Закро чистосердечно обрадовался тому, что Кето благополучно разрешилась и что у нее родился мальчик. Он встал и так основательно потрепал счастливого отца за ухо, что Валериан даже усомнился в безобидности его намерений.
Увидев, как изменилось выражение лица у гостя, Русудан невольно улыбнулась.
Закро был на седьмом небе от радости.
– Что скажешь, Русудан? Если я оставлю тебя ненадолго – поеду и сразу вернусь? Посмотрим, что за мальчик. Может, совсем и непохож на этого непутевого!
– Что? Что? Как это – непохож! Да все там говорят: так, мол, похож на отца, словно изо рта у него вывалился.
– А когда вернусь, тогда и подстелю сена поросенку. Что скажешь, Русудан?
– Поезжай, конечно, Закро. Кето очень тебе обрадуется, А за поросенком я сама присмотрю. Садись с нами за стол, Валериан, будь гостем. И Серго позови.

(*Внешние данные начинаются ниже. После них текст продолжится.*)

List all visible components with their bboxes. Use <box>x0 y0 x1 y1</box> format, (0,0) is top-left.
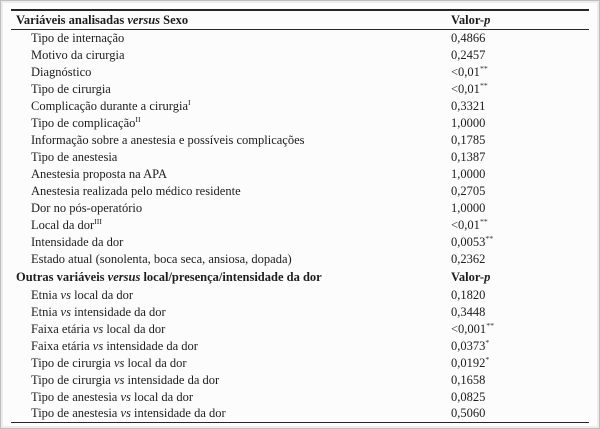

– Нет, что ты, Русудан, разве я усижу сейчас… Мы лучше поедем и живо вернемся. Ну, Закро, пошли. А может, и ты с нами, Русудан?
– Нет, мне сейчас ехать нельзя. Разве я могу так – к молодой матери с пустыми руками?
– Кето ничего не нужно, у нее всего вдоволь. Ни в чем никакой нужды не испытывает… И в машине место есть.
– Поезжайте вы, Валериан, а я потом, в другой раз, ее навещу. Так, ни с чем, я не могу ехать.
Закро обернулся в дверях.
– Вот досада! Ах, какой пес у нее пропал! Я все надеялся, что вернется. Одичал, как видно, не находя меня дома. А может, и пристрелил кто-нибудь. Хочешь, приведу от вас Мурию и привяжу на балконе, у лестницы?
– Поезжай, Закро. Ничего не нужно, не беспокойся. Не такая уж я трусиха.
– Ну ладно, Русудан. Постараюсь вернуться поскорей.
Зять и шурин поспешно, грохоча каблуками, сбежали по лестнице.